Mutual recognition therefore includes the obligation to enable every other member of society to support the "basic convention." This thought has already played a minor role in the French Revolution: that a society of individuals cannot look the other way when the autonomy of its members is threatened. Political or public freedom and social rights therefore do not reside in totally different, disconnected spheres, but constitute together the status of the citizen in a civil society.
 
Public Freedom and Social Justice: Civil Solidarity Instead of a Welfare State
 
 There are at least two ways in which public freedom and social justice can be regarded as coexisting. First, social rights can be considered as necessary conditions for the enjoyment of public freedom. Without a modicum of social security--minimum income, shelter, food, and clothing--citizens are virtually deprived of their chance to participate in a polity's public life. Second, the freedoms of political communication may be seen as the necessary conditions of active citizenship, joined by social rights as the sufficient conditions. This argument presupposes that the enjoyment of public freedom as well as the duty of mutual support are part of some kind of basic convention. It avoids the unrealistic idea that every aspect of social life is governed by the requirements of political communication (which would imply that we owe welfare payments, public housing, or a winter coat to our public freedom). Moreover, this argument makes it quite clear that social rights interfere with the autonomy of those who have to contribute to the transfer of wealth: the self-imposed restriction of autonomy to enable autonomy. While the first alternative suggests that social rights come automatically as the functional annex of political rights, the second alternative stresses the fact that social rights and justice are a project that has to stand the test in public debates, rather than be grudgingly accepted as an abstract constitutional mandate or functional imperative.

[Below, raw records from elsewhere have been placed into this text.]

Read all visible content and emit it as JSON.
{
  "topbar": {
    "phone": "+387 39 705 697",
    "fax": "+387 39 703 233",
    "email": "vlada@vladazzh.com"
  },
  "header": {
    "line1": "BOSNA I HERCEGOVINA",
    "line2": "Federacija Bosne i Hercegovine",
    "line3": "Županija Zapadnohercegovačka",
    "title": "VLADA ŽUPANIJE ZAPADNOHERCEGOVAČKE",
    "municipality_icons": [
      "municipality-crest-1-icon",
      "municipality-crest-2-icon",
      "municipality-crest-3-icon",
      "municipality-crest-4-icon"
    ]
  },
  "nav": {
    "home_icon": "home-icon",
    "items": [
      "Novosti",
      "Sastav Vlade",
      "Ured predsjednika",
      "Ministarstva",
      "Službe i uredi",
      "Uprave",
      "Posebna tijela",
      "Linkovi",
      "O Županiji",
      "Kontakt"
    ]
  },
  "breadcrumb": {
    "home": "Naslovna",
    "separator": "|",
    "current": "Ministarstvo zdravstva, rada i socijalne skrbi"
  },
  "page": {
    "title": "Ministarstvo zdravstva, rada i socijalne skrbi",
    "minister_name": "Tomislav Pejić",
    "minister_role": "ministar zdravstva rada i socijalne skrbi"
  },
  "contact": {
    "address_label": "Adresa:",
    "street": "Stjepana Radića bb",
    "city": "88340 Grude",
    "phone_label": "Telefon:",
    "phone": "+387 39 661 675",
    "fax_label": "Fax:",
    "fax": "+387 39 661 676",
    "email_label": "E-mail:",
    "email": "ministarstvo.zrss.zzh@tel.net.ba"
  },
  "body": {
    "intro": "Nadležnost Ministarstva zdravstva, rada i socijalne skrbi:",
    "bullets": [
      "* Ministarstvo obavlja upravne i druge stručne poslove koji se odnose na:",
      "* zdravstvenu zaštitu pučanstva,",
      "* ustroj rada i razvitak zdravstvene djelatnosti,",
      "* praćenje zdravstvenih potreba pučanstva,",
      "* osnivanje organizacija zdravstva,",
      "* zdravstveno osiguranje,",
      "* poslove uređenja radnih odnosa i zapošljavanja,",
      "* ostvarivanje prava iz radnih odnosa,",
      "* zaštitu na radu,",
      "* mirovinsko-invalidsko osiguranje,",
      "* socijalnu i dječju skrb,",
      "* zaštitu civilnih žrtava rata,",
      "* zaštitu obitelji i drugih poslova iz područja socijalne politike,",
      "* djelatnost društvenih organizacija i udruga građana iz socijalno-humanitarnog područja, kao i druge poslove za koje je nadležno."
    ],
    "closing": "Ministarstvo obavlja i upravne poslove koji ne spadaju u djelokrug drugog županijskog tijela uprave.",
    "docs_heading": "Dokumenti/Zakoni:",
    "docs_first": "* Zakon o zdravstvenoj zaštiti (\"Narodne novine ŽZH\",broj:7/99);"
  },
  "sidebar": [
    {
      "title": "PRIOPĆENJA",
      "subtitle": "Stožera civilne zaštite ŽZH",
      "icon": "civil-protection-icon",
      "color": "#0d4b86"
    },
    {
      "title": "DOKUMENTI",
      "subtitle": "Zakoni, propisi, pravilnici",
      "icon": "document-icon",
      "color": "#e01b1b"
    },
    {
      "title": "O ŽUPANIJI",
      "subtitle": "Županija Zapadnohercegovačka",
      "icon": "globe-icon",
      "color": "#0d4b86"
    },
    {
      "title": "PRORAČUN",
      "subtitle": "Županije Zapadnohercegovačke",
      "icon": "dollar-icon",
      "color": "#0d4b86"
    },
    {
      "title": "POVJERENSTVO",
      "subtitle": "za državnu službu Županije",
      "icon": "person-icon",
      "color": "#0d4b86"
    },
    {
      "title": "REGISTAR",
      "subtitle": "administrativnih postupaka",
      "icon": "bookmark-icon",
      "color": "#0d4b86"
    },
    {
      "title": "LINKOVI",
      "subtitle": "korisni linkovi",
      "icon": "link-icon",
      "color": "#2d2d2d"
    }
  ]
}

This kind of basic security for all citizens could indeed be called "social security." It would no longer combine economic compensation with social control but with political empowerment, thus informing the recipients that they are not clients but members of a civil society who are equally entitled to public support. Such social security would create a cadre d'appartenance, a thin and vulnerable social bond between the members of society.
 
Civil Solidarity and Group Solidarity
 
Similar to social movements that organized the protest against nuclear war or the destruction of natural environment, similar to the workers' and women's movements, quite a few association and self-help groups have broken through the asphalt of the bureaucratic organization of social services. They have made visible the social structures that are usually severed by the individualist structures of market competition and commodity production or excluded from a bureaucratic perspective. Thus, at the margins and in the niches of the society of individuals we see a civil society of greater density. Instead of exaggerating the achievements of selfhelp and totalizing the idea of group solidarity we should connect community and community (or group) membership on the one hand with society and the status of citizenship on the other to increase the "visibility of the social" (Rosanvallon) and to clarify the conditions of solidarity. While citizenship calls for some kind of basic protection, the recognition of pluralism and of social security as a communal task calls for efforts such as a genuine "social law" that enhance a non-statist type of solidarization.